Le pilier de leur stratégie est le semis d’un engrais vert intercalaire de raygrass annuel
(5 kg/ha) et de trèfle blanc huia (5 kg/ha) dans une céréale semée à 200 kg/ha. L’engrais
vert est semé en même temps que la céréale.
Après la récolte, le raygrass fait tellement de compétition que le chiendent ne prend
pas le dessus. Le système racinaire s’étend jusqu’à 9 pouces.

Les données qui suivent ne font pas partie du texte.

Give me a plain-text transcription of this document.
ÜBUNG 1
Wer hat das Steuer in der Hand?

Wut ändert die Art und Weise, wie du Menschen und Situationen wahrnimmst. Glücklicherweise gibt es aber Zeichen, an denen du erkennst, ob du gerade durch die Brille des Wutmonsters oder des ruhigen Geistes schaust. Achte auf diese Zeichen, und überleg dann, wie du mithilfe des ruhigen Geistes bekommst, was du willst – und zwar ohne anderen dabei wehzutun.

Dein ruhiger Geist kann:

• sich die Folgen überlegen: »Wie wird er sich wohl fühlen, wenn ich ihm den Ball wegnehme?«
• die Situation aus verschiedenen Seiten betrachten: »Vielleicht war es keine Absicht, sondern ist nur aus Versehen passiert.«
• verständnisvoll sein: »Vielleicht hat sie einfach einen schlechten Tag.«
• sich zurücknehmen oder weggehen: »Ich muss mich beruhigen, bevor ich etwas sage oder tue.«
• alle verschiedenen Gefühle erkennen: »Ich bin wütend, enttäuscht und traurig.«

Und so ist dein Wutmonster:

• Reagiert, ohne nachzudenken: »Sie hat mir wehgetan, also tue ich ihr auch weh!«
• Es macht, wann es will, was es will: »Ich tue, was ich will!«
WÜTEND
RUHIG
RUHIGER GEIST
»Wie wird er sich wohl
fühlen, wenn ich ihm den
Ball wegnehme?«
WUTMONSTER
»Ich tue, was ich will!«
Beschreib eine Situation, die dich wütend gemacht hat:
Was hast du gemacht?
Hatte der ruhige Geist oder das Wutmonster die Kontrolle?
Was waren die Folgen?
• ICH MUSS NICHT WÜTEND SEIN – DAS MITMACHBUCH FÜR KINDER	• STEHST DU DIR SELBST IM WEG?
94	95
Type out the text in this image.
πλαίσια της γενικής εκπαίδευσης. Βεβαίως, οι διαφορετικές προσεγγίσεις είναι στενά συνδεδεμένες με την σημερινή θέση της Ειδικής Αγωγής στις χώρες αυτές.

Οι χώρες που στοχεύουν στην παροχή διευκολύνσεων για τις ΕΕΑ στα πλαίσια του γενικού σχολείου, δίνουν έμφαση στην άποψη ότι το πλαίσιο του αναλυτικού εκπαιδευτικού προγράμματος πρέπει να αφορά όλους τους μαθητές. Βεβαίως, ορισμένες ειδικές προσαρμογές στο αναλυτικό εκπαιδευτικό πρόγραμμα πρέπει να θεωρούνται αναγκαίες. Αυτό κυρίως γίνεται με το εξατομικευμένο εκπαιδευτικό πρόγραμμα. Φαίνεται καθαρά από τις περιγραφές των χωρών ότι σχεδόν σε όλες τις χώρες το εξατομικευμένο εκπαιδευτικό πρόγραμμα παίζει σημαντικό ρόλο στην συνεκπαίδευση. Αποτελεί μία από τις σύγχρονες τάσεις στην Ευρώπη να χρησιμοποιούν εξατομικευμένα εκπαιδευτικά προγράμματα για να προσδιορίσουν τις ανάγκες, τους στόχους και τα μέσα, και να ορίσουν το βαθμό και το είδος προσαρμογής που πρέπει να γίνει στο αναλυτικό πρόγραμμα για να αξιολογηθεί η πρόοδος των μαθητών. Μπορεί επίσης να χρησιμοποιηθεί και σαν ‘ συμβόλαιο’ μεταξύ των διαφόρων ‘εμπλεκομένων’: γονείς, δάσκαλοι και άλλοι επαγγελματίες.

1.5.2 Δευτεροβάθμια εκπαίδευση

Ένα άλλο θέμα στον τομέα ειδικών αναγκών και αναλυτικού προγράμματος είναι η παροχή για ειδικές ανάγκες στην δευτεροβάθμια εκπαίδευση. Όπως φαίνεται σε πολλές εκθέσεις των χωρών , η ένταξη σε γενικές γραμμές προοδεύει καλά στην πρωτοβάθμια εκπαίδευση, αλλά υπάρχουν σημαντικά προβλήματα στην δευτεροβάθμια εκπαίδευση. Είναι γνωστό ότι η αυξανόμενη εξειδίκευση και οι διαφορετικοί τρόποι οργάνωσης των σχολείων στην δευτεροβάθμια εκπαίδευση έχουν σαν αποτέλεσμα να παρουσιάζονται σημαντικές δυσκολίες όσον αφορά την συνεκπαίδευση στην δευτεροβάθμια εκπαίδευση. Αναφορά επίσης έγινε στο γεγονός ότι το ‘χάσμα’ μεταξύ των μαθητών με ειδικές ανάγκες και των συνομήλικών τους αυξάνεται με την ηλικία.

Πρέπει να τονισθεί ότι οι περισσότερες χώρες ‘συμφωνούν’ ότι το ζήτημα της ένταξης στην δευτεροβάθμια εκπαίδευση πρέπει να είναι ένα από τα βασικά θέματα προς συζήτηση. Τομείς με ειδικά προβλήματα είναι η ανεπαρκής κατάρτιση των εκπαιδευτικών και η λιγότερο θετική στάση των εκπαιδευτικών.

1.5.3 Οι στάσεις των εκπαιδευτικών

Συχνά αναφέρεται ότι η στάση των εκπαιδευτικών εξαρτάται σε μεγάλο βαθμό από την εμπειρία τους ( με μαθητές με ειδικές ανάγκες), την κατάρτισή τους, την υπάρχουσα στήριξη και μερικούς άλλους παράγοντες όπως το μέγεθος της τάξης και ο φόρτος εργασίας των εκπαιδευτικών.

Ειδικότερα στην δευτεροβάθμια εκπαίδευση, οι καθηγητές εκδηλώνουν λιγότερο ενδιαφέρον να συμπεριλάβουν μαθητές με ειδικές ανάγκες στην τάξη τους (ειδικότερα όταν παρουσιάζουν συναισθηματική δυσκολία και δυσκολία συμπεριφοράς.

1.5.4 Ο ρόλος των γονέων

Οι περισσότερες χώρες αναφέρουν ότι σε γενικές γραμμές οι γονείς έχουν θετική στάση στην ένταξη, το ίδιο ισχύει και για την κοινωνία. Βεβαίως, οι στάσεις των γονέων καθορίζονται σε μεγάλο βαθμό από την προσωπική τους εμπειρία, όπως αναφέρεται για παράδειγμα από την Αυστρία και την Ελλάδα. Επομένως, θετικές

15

Durant la croissance de la céréale, le raygrass attend la lumière (il ne dépasse pas 1-2
pouces de haut) et ne fait pas compétition à la céréale. Après la récolte, le raygrass
profite de la lumière pour produire un couvert très dense qui empêche le chiendent de
prendre le dessus (pression initiale modérée). En cas de manque de fourrage, le
raygrass peut être ensilé. Sinon, l’engrais vert est labouré tard à l’automne. Le raygrass
est un engrais vert tendre et donc facilement minéralisable. L’apport d’azote est moins
important qu’avec un engrais vert intercalaire de trèfle uniquement, mais la ferme
dispose d’une quantité importante de fumier et de lisier pour combler les besoins des
cultures (le quart du fumier est accumulé sous les vaches avec ajout de 10 kg de
paille/jour puis précomposté). Normalement, du fumier est épandu après la récolte pour
profiter à l’engrais vert. Cette année par manque de temps ils n’ont pas pu épandre; le
raygrass aurait été plus fourni et plus haut avec un apport de fumier.